The second surprise is that the bias with some of the RP methods actually increases in absolute value as λu is reduced. Intuitively one would expect the opposite. In the limit σM→ 0 that holds true, but not for σM≠ 0.
It must be admitted that the cases considered here are somewhat unrealistic, in several respects. Many actual samples are not limited by ml at all but are selected according to other criteria. The value of ml itself is often determined by instrumental sensitivity limits or some other external considerations and is fixed. One can vary it, but only to smaller values, at the expense of discarding some data and, in principle at least, some precision. The spatial distribution is usually non-uniform, leading to different numerical values for the bias from those found here. Also, the error values that we have used are quite large compared with those for modern ground-based measurements and the data from Hipparcos. Furthermore, the errors are usually different from one star to another, which modifies the value of mt. However, our main conclusions ought to remain qualitatively valid despite these objections, at least as long as there is a well-defined m-truncation. A change in σπ changes the scaling but none of the essentials. It might be desirable to consider m versus mt for each star individually in more realistic situations.

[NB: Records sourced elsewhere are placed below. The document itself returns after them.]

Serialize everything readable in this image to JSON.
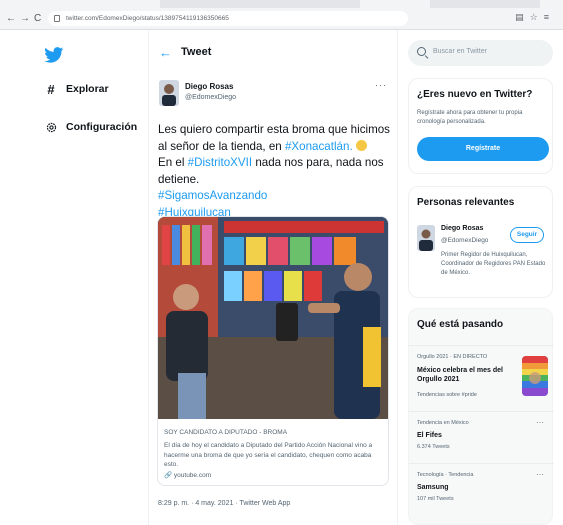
{
  "browser": {
    "url": "twitter.com/EdomexDiego/status/1389754119136350665",
    "back": "←",
    "forward": "→",
    "reload": "C"
  },
  "nav": {
    "explore": "Explorar",
    "settings": "Configuración"
  },
  "header": {
    "title": "Tweet"
  },
  "tweet": {
    "author_name": "Diego Rosas",
    "author_handle": "@EdomexDiego",
    "text_1": "Les quiero compartir esta broma que hicimos al señor de la tienda, en ",
    "link_1": "#Xonacatlán.",
    "text_2": "En el ",
    "link_2": "#DistritoXVII",
    "text_3": " nada nos para, nada nos detiene.",
    "link_3": "#SigamosAvanzando",
    "link_4": "#Huixquilucan",
    "card": {
      "title": "SOY CANDIDATO A DIPUTADO - BROMA",
      "description": "El día de hoy el candidato a Diputado del Partido Acción Nacional vino a hacerme una broma de que yo sería el candidato, chequen como acaba esto.",
      "link": "youtube.com"
    },
    "meta": "8:29 p. m. · 4 may. 2021 · Twitter Web App"
  },
  "search": {
    "placeholder": "Buscar en Twitter"
  },
  "signup": {
    "title": "¿Eres nuevo en Twitter?",
    "description": "Regístrate ahora para obtener tu propia cronología personalizada.",
    "button": "Regístrate"
  },
  "relevant": {
    "title": "Personas relevantes",
    "name": "Diego Rosas",
    "handle": "@EdomexDiego",
    "follow": "Seguir",
    "bio": "Primer Regidor de Huixquilucan, Coordinador de Regidores PAN Estado de México."
  },
  "happening": {
    "title": "Qué está pasando",
    "trends": [
      {
        "category": "Orgullo 2021 · EN DIRECTO",
        "title": "México celebra el mes del Orgullo 2021",
        "count": "Tendencias sobre #pride"
      },
      {
        "category": "Tendencia en México",
        "title": "El Fifes",
        "count": "6.374 Tweets"
      },
      {
        "category": "Tecnología · Tendencia",
        "title": "Samsung",
        "count": "107 mil Tweets"
      }
    ]
  },
  "colors": {
    "accent": "#1d9bf0",
    "text": "#0f1419",
    "muted": "#536471"
  }
}
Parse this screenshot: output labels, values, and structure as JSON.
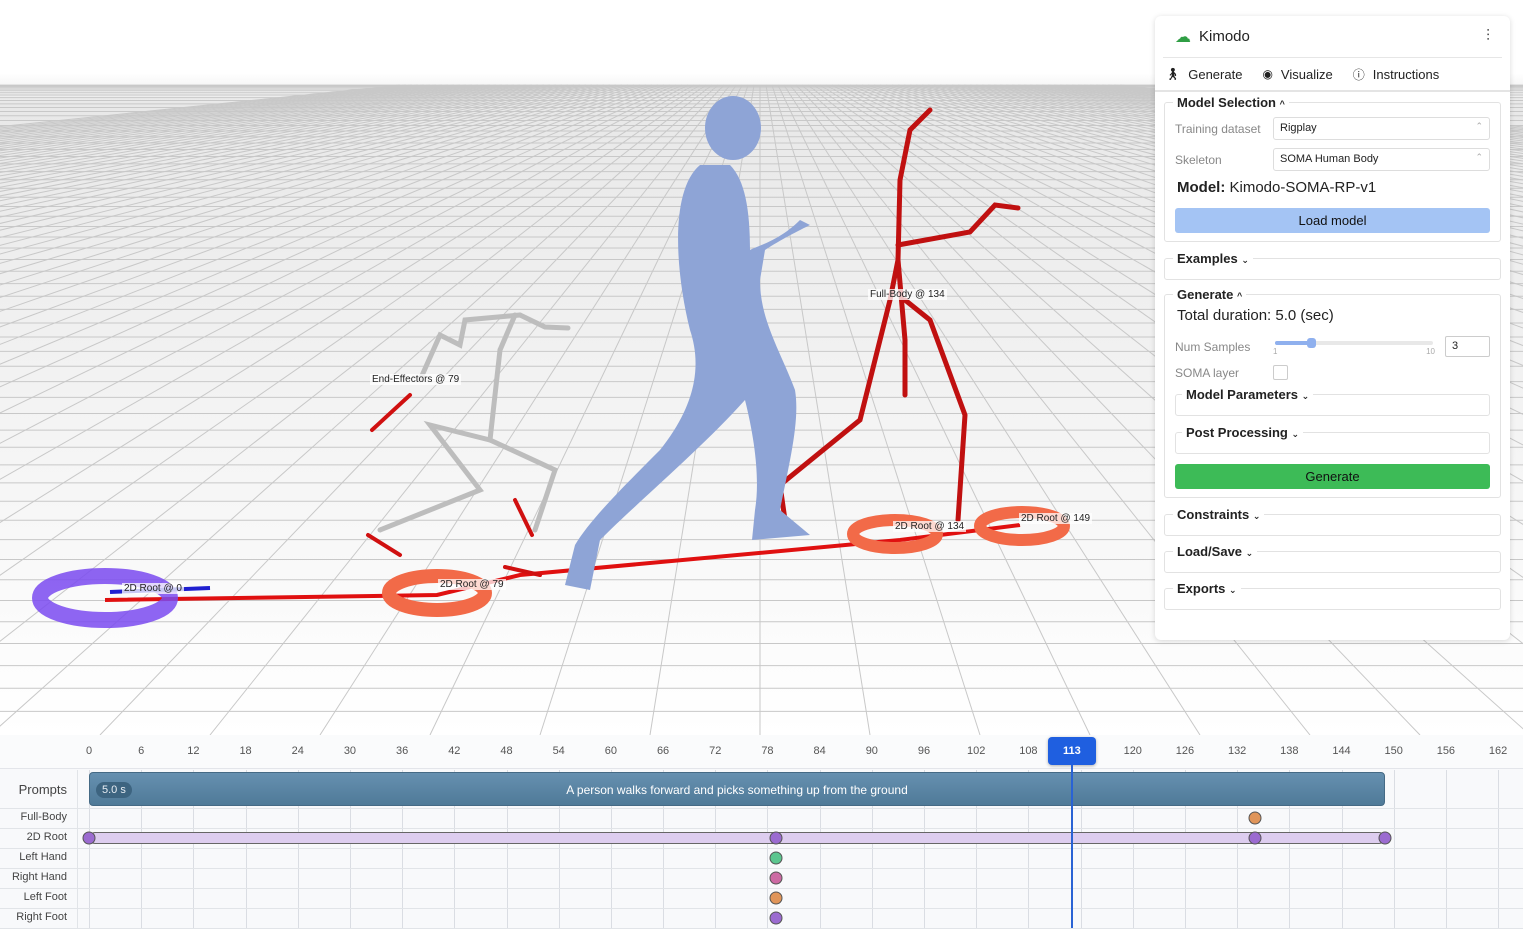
{
  "scene": {
    "labels": {
      "end_effectors": "End-Effectors @ 79",
      "full_body": "Full-Body @ 134",
      "root0": "2D Root @ 0",
      "root79": "2D Root @ 79",
      "root134": "2D Root @ 134",
      "root149": "2D Root @ 149"
    }
  },
  "panel": {
    "title": "Kimodo",
    "logo_icon": "cloud-icon",
    "settings_icon": "sliders-icon",
    "tabs": [
      {
        "label": "Generate",
        "icon": "walk-icon"
      },
      {
        "label": "Visualize",
        "icon": "eye-icon"
      },
      {
        "label": "Instructions",
        "icon": "info-icon"
      }
    ],
    "model_selection": {
      "title": "Model Selection",
      "training_dataset_label": "Training dataset",
      "training_dataset": "Rigplay",
      "skeleton_label": "Skeleton",
      "skeleton": "SOMA Human Body",
      "model_label": "Model:",
      "model_value": "Kimodo-SOMA-RP-v1",
      "load_button": "Load model"
    },
    "examples": "Examples",
    "generate": {
      "title": "Generate",
      "total_duration": "Total duration: 5.0 (sec)",
      "num_samples_label": "Num Samples",
      "num_samples": "3",
      "slider_min": "1",
      "slider_max": "10",
      "soma_layer_label": "SOMA layer",
      "soma_layer_checked": false,
      "model_parameters": "Model Parameters",
      "post_processing": "Post Processing",
      "generate_button": "Generate"
    },
    "constraints": "Constraints",
    "load_save": "Load/Save",
    "exports": "Exports",
    "colors": {
      "load_button": "#a4c4f4",
      "generate_button": "#3dbb57",
      "accent": "#2f9e44"
    }
  },
  "timeline": {
    "ticks": [
      "0",
      "6",
      "12",
      "18",
      "24",
      "30",
      "36",
      "42",
      "48",
      "54",
      "60",
      "66",
      "72",
      "78",
      "84",
      "90",
      "96",
      "102",
      "108",
      "120",
      "126",
      "132",
      "138",
      "144",
      "150",
      "156",
      "162"
    ],
    "current_frame": "113",
    "rows": [
      "Prompts",
      "Full-Body",
      "2D Root",
      "Left Hand",
      "Right Hand",
      "Left Foot",
      "Right Foot"
    ],
    "prompt": {
      "duration": "5.0 s",
      "text": "A person walks forward and picks something up from the ground",
      "start": 0,
      "end": 149
    },
    "root_span": {
      "start": 0,
      "end": 149
    },
    "keyframes": [
      {
        "row": "Full-Body",
        "frame": 134,
        "color": "#e0955a"
      },
      {
        "row": "2D Root",
        "frame": 0,
        "color": "#9b6bd0"
      },
      {
        "row": "2D Root",
        "frame": 79,
        "color": "#9b6bd0"
      },
      {
        "row": "2D Root",
        "frame": 134,
        "color": "#9b6bd0"
      },
      {
        "row": "2D Root",
        "frame": 149,
        "color": "#9b6bd0"
      },
      {
        "row": "Left Hand",
        "frame": 79,
        "color": "#5cc68f"
      },
      {
        "row": "Right Hand",
        "frame": 79,
        "color": "#cc6aa3"
      },
      {
        "row": "Left Foot",
        "frame": 79,
        "color": "#e0955a"
      },
      {
        "row": "Right Foot",
        "frame": 79,
        "color": "#9b6bd0"
      }
    ]
  }
}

The Hipparcos parallaxes have errors ranging from 0.6 to as much as 3 mas or slightly more (Perryman et al. 1997). The catalogue was compiled using an input catalogue subject to a variety of selection criteria; however, it was considered desirable to add stars so as to render it complete to a fixed limit. The limit is very roughly V≃ 7.5, depending on the stellar type and the galactic latitude (Turon et al. 1992). If a particular type of star has σM = 0.1 and λu is chosen to be 0.1, we find that for a magnitude-limited sample we should have M0≳ 5.2. If M0 is smaller one may arrive at a ‘mean’M which is either larger or smaller than M0, depending upon σM, the method (p-method or grid versus AUE or FC), and the difference between ml and mcrit,l. Even worse, in cases where one is dealing with a luminosity relation, one portion of it may be magnitude-limited, with no bias but requiring a Malmquist shift if one seeks M0; another region parallax-limited, with bias and no offset; and there may then be a transitional region between the two having both bias and an offset that varies across the region. The fitting is often done in magnitude space, which means that a direct method is used. For example, the Wilson-Bappu relation based on calcium line emission cores spans a range of at least 11 mag, from MV about +8 to −3 (Pace, Pasquini & Ortolani 2003). Using Hipparcos data we would expect the lower end to be magnitude-limited and the upper end to be parallax-limited. For the latter region the bias corrections must be modified if the fitting is done with the magnitudes weighted by λ−2. In this particular situation the problems are exacerbated by a large cosmic scatter, estimated to be 0.6 mag.

Acknowledgments
The author is grateful to the referee, Dr P. Teerikorpi, for suggesting several revisions to make clearer certain points. Also, Dr F. Arenou furnished information on the Hipparcos catalogue which was quite helpful.
References
Appendix
APPENDIX A:








As a footnote, we note that sometimes the exclusion of data greater than or less than a certain value is referred to in the astronomical literature as ‘censorship’. In fact ‘truncation’ is the correct term for such a treatment. Censorship refers to situations arising with incomplete observations such as survival data or failed detections.